En 2019 Trump fue acusado por la Cámara de Representantes de Estados Unidos por tratar de presionar al presidente ucraniano Volodimir Zelenski para que desenterrara lo que, según él, era información comprometedora sobre Hunter Biden.

Según el Post, los agentes federales creen que han reunido pruebas suficientes para acusar a Hunter Biden de delitos fiscales y mentir sobre los documentos de compra de armas en 2018.

El periódico dijo que el fiscal general de la nación, Merrick Garland, ha dejado cualquier decisión sobre si los cargos deben presentarse en manos de David Weiss, el fiscal federal en Delaware, el estado natal de los Biden.

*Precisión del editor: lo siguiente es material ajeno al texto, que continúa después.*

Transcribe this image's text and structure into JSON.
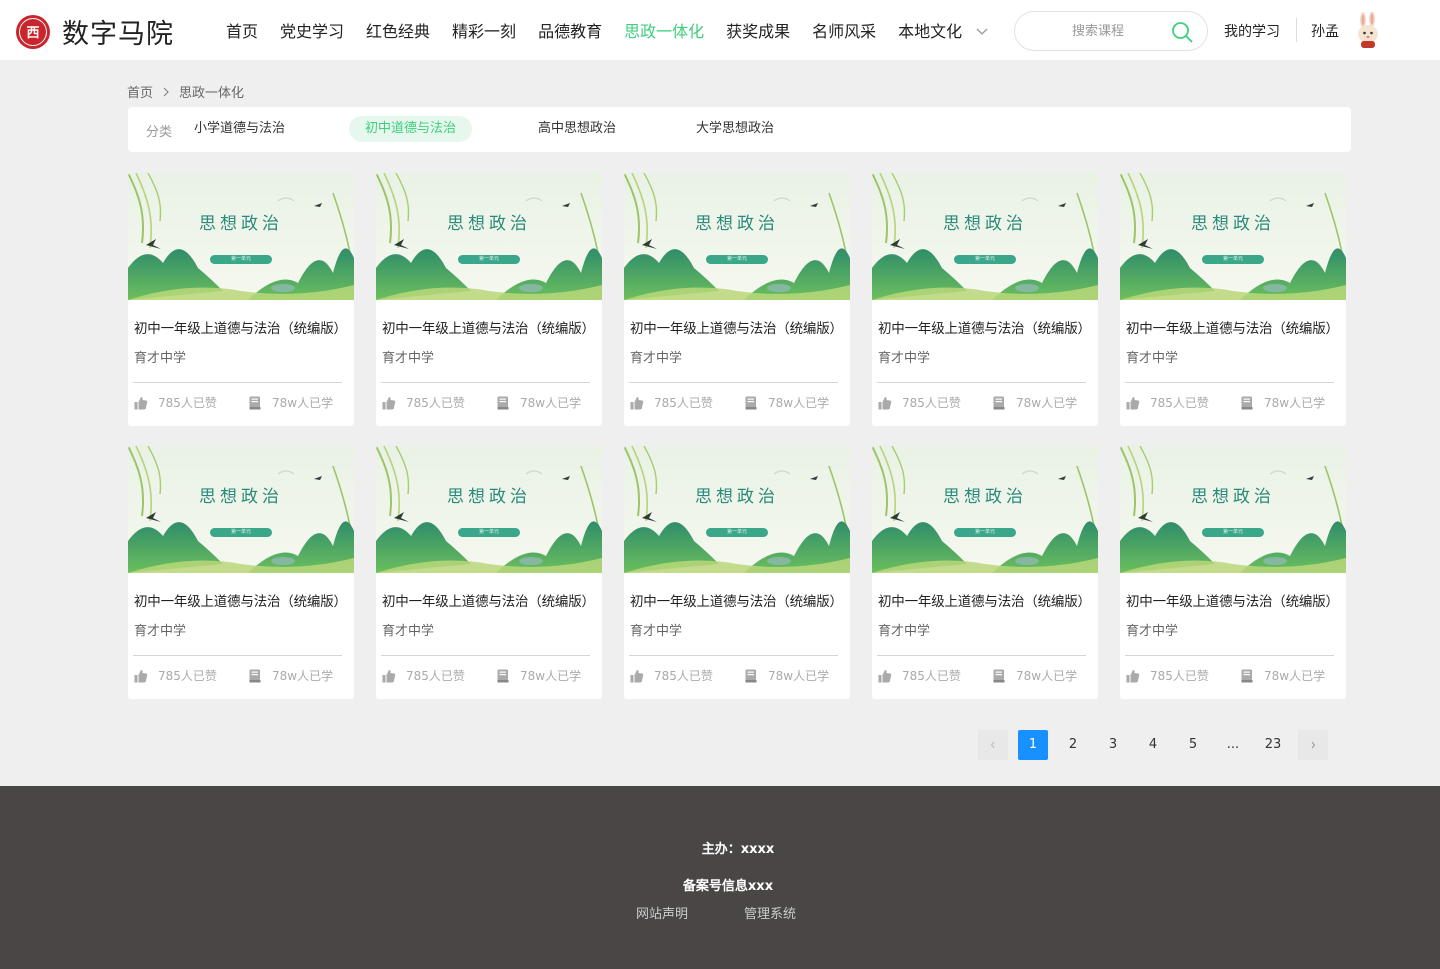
{
  "brand": {
    "seal_glyph": "西",
    "name": "数字马院"
  },
  "nav": {
    "items": [
      {
        "label": "首页",
        "active": false
      },
      {
        "label": "党史学习",
        "active": false
      },
      {
        "label": "红色经典",
        "active": false
      },
      {
        "label": "精彩一刻",
        "active": false
      },
      {
        "label": "品德教育",
        "active": false
      },
      {
        "label": "思政一体化",
        "active": true
      },
      {
        "label": "获奖成果",
        "active": false
      },
      {
        "label": "名师风采",
        "active": false
      },
      {
        "label": "本地文化",
        "active": false
      }
    ],
    "more_icon": "chevron-down-icon"
  },
  "search": {
    "placeholder": "搜索课程",
    "value": "",
    "icon": "search-icon"
  },
  "user": {
    "my_learning": "我的学习",
    "name": "孙孟",
    "avatar_icon": "rabbit-avatar-icon"
  },
  "breadcrumb": {
    "home": "首页",
    "current": "思政一体化"
  },
  "category": {
    "label": "分类",
    "items": [
      {
        "label": "小学道德与法治",
        "active": false
      },
      {
        "label": "初中道德与法治",
        "active": true
      },
      {
        "label": "高中思想政治",
        "active": false
      },
      {
        "label": "大学思想政治",
        "active": false
      }
    ]
  },
  "courses": [
    {
      "cover_text": "思想政治",
      "cover_tag": "第一单元",
      "title": "初中一年级上道德与法治（统编版）",
      "school": "育才中学",
      "likes": "785人已赞",
      "learners": "78w人已学"
    },
    {
      "cover_text": "思想政治",
      "cover_tag": "第一单元",
      "title": "初中一年级上道德与法治（统编版）",
      "school": "育才中学",
      "likes": "785人已赞",
      "learners": "78w人已学"
    },
    {
      "cover_text": "思想政治",
      "cover_tag": "第一单元",
      "title": "初中一年级上道德与法治（统编版）",
      "school": "育才中学",
      "likes": "785人已赞",
      "learners": "78w人已学"
    },
    {
      "cover_text": "思想政治",
      "cover_tag": "第一单元",
      "title": "初中一年级上道德与法治（统编版）",
      "school": "育才中学",
      "likes": "785人已赞",
      "learners": "78w人已学"
    },
    {
      "cover_text": "思想政治",
      "cover_tag": "第一单元",
      "title": "初中一年级上道德与法治（统编版）",
      "school": "育才中学",
      "likes": "785人已赞",
      "learners": "78w人已学"
    },
    {
      "cover_text": "思想政治",
      "cover_tag": "第一单元",
      "title": "初中一年级上道德与法治（统编版）",
      "school": "育才中学",
      "likes": "785人已赞",
      "learners": "78w人已学"
    },
    {
      "cover_text": "思想政治",
      "cover_tag": "第一单元",
      "title": "初中一年级上道德与法治（统编版）",
      "school": "育才中学",
      "likes": "785人已赞",
      "learners": "78w人已学"
    },
    {
      "cover_text": "思想政治",
      "cover_tag": "第一单元",
      "title": "初中一年级上道德与法治（统编版）",
      "school": "育才中学",
      "likes": "785人已赞",
      "learners": "78w人已学"
    },
    {
      "cover_text": "思想政治",
      "cover_tag": "第一单元",
      "title": "初中一年级上道德与法治（统编版）",
      "school": "育才中学",
      "likes": "785人已赞",
      "learners": "78w人已学"
    },
    {
      "cover_text": "思想政治",
      "cover_tag": "第一单元",
      "title": "初中一年级上道德与法治（统编版）",
      "school": "育才中学",
      "likes": "785人已赞",
      "learners": "78w人已学"
    }
  ],
  "pagination": {
    "prev_icon": "chevron-left-icon",
    "next_icon": "chevron-right-icon",
    "pages": [
      "1",
      "2",
      "3",
      "4",
      "5",
      "...",
      "23"
    ],
    "current": "1"
  },
  "footer": {
    "organizer": "主办：xxxx",
    "icp": "备案号信息xxx",
    "links": [
      "网站声明",
      "管理系统"
    ]
  },
  "colors": {
    "accent_green": "#3ecf7d",
    "page_active_blue": "#1890ff",
    "footer_bg": "#4a4646",
    "seal_red": "#c8252c"
  }
}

Como todo el mundo sabe, las locuras de Hunter Biden no son algo nuevo.

Realmente, son varias las ocasiones en las que Hunter no sólo se ha puesto a sí mismo en tela de juicio, sino que también ha despertado sospechas sobre el uso (y abuso) que hace de los puestos de su padre, tanto cuando era senador, luego vicepresidente y ahora Presidente.

Según diversos medios de prensa, ha recibido 1.000 millones de dólares en fondos a través de la controvertida firma de inversión BHR, cuya sede se encuentra, precisamente, en Pekín.

Aparte de eso, ha participado en pactos comerciales con China que “han servido a los intereses estratégicos del gobierno comunista y al ejército de ese país”, poniendo en un riesgo potencial la la seguridad de EEUU, de acuerdo con ‘The New York Post’.

Como ejemplos de esos acuerdos de inversión en los que -presumiblemente- Hunter participó, la propia fuente menciona a AVIC Auto, subsidiaria de la Aviation Industry Corp of China (fabricante de aviones para el ejército chino), y a Henniges Automotive (fabricante de piezas de auto y productos de uso civil-militar).